Suivant les dispositions du nouveau code, l’Etat sénégalais, à travers Petrosen, “détient 10% des parts de contrats’’ le liant aux compagnies pétrolières en charge de l’exploitation pétrolière au Sénégal, a indiqué le ministre du Pétrole et des Energies, Mansour Elimane Kane, lors de ses échanges avec les députés.

Selon lui, ce pourcentage peut atteindre 20% en phase d’exploitation, “tout en ayant, cette fois-ci, l’obligation de participer aux dépenses d’exploitation au même titre que ses autres partenaires”.

“La part du Sénégal pourrait passer à plus de 30% voire 40% si les gisements étaient soumis à l’arbitrage du nouveau Code”, a-t-il ajouté.

Il a par ailleurs abordé la question relative à “l’autorisation provisoire d’exploitation”, précisant que “c’est l’exploitation qui est provisoire, et non l’autorisation, ceci afin de permettre à l’opérateur de faire des tests additionnels”.

“La délivrance du quitus environnemental est une condition sine qua none pour avancer dans la mise en œuvre des projets”, a par ailleurs souligné Mansour Elimane Kane.

Il affirme en outre que le Sénégal “a préféré aller au-delà des aspects liés à la différentielle sur le gisement GTA”, Grand Tortue Ahmeyim, situé dans les eaux sénégalo-mauritaniennes, “pour privilégier la coopération, à travers un accord intergouvernemental avec la Mauritanie”.

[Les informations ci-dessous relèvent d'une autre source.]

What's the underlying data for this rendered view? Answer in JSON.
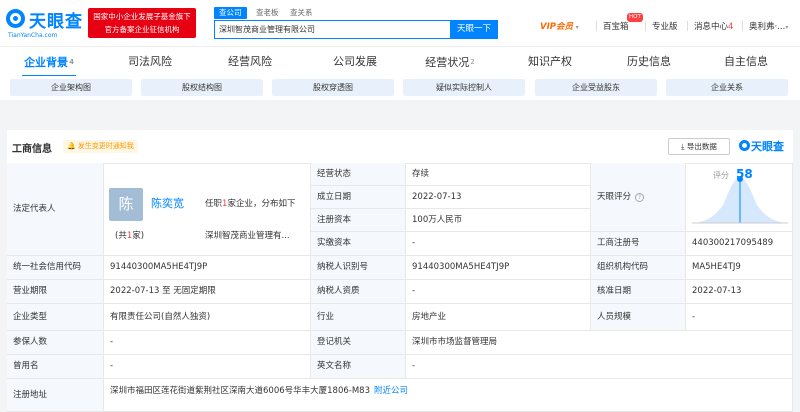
{
  "brand": {
    "name": "天眼查",
    "domain": "TianYanCha.com",
    "gov_line1": "国家中小企业发展子基金旗下",
    "gov_line2": "官方备案企业征信机构",
    "color": "#0084ff"
  },
  "search": {
    "tabs": [
      "查公司",
      "查老板",
      "查关系"
    ],
    "value": "深圳智茂商业管理有限公司",
    "button": "天眼一下"
  },
  "topnav": {
    "vip": "VIP会员",
    "vip_caret": "▾",
    "baixiang": "百宝箱",
    "hot": "HOT",
    "pro": "专业版",
    "msg": "消息中心",
    "msg_count": "4",
    "user": "奥利弗·...",
    "user_caret": "▾"
  },
  "tabs": [
    {
      "label": "企业背景",
      "count": "4"
    },
    {
      "label": "司法风险",
      "count": ""
    },
    {
      "label": "经营风险",
      "count": ""
    },
    {
      "label": "公司发展",
      "count": ""
    },
    {
      "label": "经营状况",
      "count": "2"
    },
    {
      "label": "知识产权",
      "count": ""
    },
    {
      "label": "历史信息",
      "count": ""
    },
    {
      "label": "自主信息",
      "count": ""
    }
  ],
  "subtabs": [
    "企业架构图",
    "股权结构图",
    "股权穿透图",
    "疑似实际控制人",
    "企业受益股东",
    "企业关系"
  ],
  "section": {
    "title": "工商信息",
    "notice": "发生变更时通知我",
    "bell": "🔔",
    "export": "导出数据",
    "export_icon": "⤓",
    "brand": "天眼查"
  },
  "legal": {
    "label": "法定代表人",
    "avatar": "陈",
    "name": "陈奕宽",
    "info_prefix": "任职",
    "info_num": "1",
    "info_suffix": "家企业，分布如下",
    "count_prefix": "(共",
    "count_num": "1",
    "count_suffix": "家)",
    "company": "深圳智茂商业管理有..."
  },
  "score": {
    "label": "天眼评分",
    "help": "?",
    "caption": "评分",
    "value": "58"
  },
  "fields": {
    "status_l": "经营状态",
    "status_v": "存续",
    "estab_l": "成立日期",
    "estab_v": "2022-07-13",
    "capital_l": "注册资本",
    "capital_v": "100万人民币",
    "paid_l": "实缴资本",
    "paid_v": "-",
    "regno_l": "工商注册号",
    "regno_v": "440300217095489",
    "credit_l": "统一社会信用代码",
    "credit_v": "91440300MA5HE4TJ9P",
    "taxid_l": "纳税人识别号",
    "taxid_v": "91440300MA5HE4TJ9P",
    "org_l": "组织机构代码",
    "org_v": "MA5HE4TJ9",
    "term_l": "营业期限",
    "term_v": "2022-07-13 至 无固定期限",
    "taxq_l": "纳税人资质",
    "taxq_v": "-",
    "appr_l": "核准日期",
    "appr_v": "2022-07-13",
    "type_l": "企业类型",
    "type_v": "有限责任公司(自然人独资)",
    "ind_l": "行业",
    "ind_v": "房地产业",
    "size_l": "人员规模",
    "size_v": "-",
    "ins_l": "参保人数",
    "ins_v": "-",
    "auth_l": "登记机关",
    "auth_v": "深圳市市场监督管理局",
    "former_l": "曾用名",
    "former_v": "-",
    "en_l": "英文名称",
    "en_v": "-",
    "addr_l": "注册地址",
    "addr_v": "深圳市福田区莲花街道紫荆社区深南大道6006号华丰大厦1806-M83",
    "addr_link": "附近公司"
  }
}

“GTA est un gisement de gaz naturel de classe mondiale d’environ 20 TCF (…)’’, a-t-il rappelé, avant d’ajouter que le Sénégal et la Mauritanie ont décidé de l’exploiter en commun, “à l’instar de la Norvège, qui est le premier pays à avoir exploité un gisement transfrontalier, à travers un accord intergouvernemental”.

Selon lui, “cet accord intergouvernemental définit le cadre d’exploitation de la ressource et contient une clause de redéfinition pour prendre en compte les évolutions dans le temps”.

Le champ gazier “Grand Tortue/Ahmeyim”, mis à jour en janvier 2016, est considéré comme “le plus important gisement” en Afrique de l’Ouest, avec des réserves estimées à 450 milliards de mètres cubes.

Dakar et Nouakchott ont finalisé le 21 décembre dernier les derniers documents rendant possible le démarrage des travaux, à savoir l’autorisation d’exploitation, les textes relatifs à la fiscalité des sociétés impliquées dans le projet et les accords de financement des compagnies nationales, sénégalaise et mauritanienne, qui confient à British Petroleum (BP) le soin d’exploiter le champ gazier baptisé GTA.

Ce champ jugé hors norme est situé au large des côtes sénégalo-mauritaniennes, à plus de 2 700 mètres de profondeur. GTA recèle 450 milliards de m3 de gaz, dont l’exploitation devrait leur permettre d’accéder au rang de puissances gazières à l’échelle de l’Afrique.